Direitos do paciente e da família
Durante toda a internação, o paciente mantém direitos garantidos por lei: ser tratado com humanidade e respeito, ter acesso às informações sobre sua condição, receber o tratamento menos invasivo possível e ser reavaliado continuamente. A família tem direito a informações regulares sobre a evolução, a participar do plano terapêutico e a solicitar a interrupção da internação — na modalidade da Lei de Drogas, a qualquer tempo.
Involuntária, voluntária e compulsória: qual a diferença?
- Voluntária: a própria pessoa consente e assina o termo de internação.
- Involuntária: sem consentimento do paciente, a pedido de familiar/responsável, com laudo médico.
- Compulsória: determinada por ordem judicial, geralmente em processos nos quais o juiz entende ser necessária.
Perguntas frequentes
Qualquer familiar pode pedir a internação involuntária?

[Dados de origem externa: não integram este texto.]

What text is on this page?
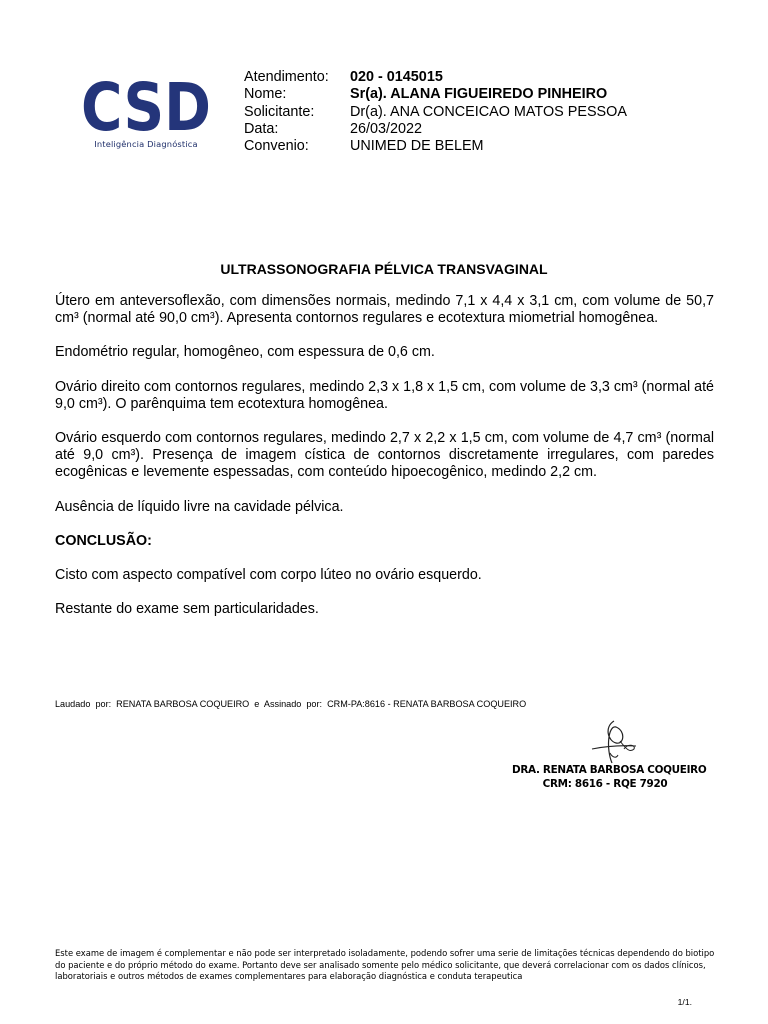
CSD
Inteligência Diagnóstica
Atendimento:	020 - 0145015
Nome:	Sr(a). ALANA FIGUEIREDO PINHEIRO
Solicitante:	Dr(a). ANA CONCEICAO MATOS PESSOA
Data:	26/03/2022
Convenio:	UNIMED DE BELEM
ULTRASSONOGRAFIA PÉLVICA TRANSVAGINAL

Útero em anteversoflexão, com dimensões normais, medindo 7,1 x 4,4 x 3,1 cm, com volume de 50,7 cm³ (normal até 90,0 cm³). Apresenta contornos regulares e ecotextura miometrial homogênea.

Endométrio regular, homogêneo, com espessura de 0,6 cm.

Ovário direito com contornos regulares, medindo 2,3 x 1,8 x 1,5 cm, com volume de 3,3 cm³ (normal até 9,0 cm³). O parênquima tem ecotextura homogênea.

Ovário esquerdo com contornos regulares, medindo 2,7 x 2,2 x 1,5 cm, com volume de 4,7 cm³ (normal até 9,0 cm³). Presença de imagem cística de contornos discretamente irregulares, com paredes ecogênicas e levemente espessadas, com conteúdo hipoecogênico, medindo 2,2 cm.

Ausência de líquido livre na cavidade pélvica.

CONCLUSÃO:

Cisto com aspecto compatível com corpo lúteo no ovário esquerdo.

Restante do exame sem particularidades.

Laudado  por:  RENATA BARBOSA COQUEIRO  e  Assinado  por:  CRM-PA:8616 - RENATA BARBOSA COQUEIRO
DRA. RENATA BARBOSA COQUEIRO
CRM: 8616 - RQE 7920
Este exame de imagem é complementar e não pode ser interpretado isoladamente, podendo sofrer uma serie de limitações técnicas dependendo do biotipo do paciente e do próprio método do exame. Portanto deve ser analisado somente pelo médico solicitante, que deverá correlacionar com os dados clínicos, laboratoriais e outros métodos de exames complementares para elaboração diagnóstica e conduta terapeutica
1/1.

A lei fala em familiar ou responsável legal. Na prática, pais, cônjuges, filhos maiores e irmãos costumam formalizar o pedido. Na ausência absoluta de família, a Lei 13.840/2019 admite o pedido por servidor público da área de saúde ou assistência social. A palavra final é sempre da avaliação médica.
A pessoa pode ficar internada por quanto tempo?
Na internação involuntária por dependência química, a lei fixa o máximo de 90 dias. Em quadros psiquiátricos, a duração depende da evolução clínica, com reavaliações constantes e comunicação da alta ao Ministério Público.
A internação involuntária resolve a dependência?
Ela estabiliza a crise e cria as condições para o tratamento acontecer — mas a recuperação depende do plano terapêutico completo: desintoxicação, terapias, tratamento de comorbidades e preparação para a vida fora da residência.
Preciso de advogado para internar um familiar?
Não. O processo é clínico e administrativo: pedido da família + laudo médico + comunicações legais feitas pela instituição. Um advogado só entra em cenários específicos, como a internação compulsória por via judicial.
Aviso: conteúdo informativo e educacional; não substitui avaliação médica, psicológica ou jurídica individual. Em emergência, ligue 192.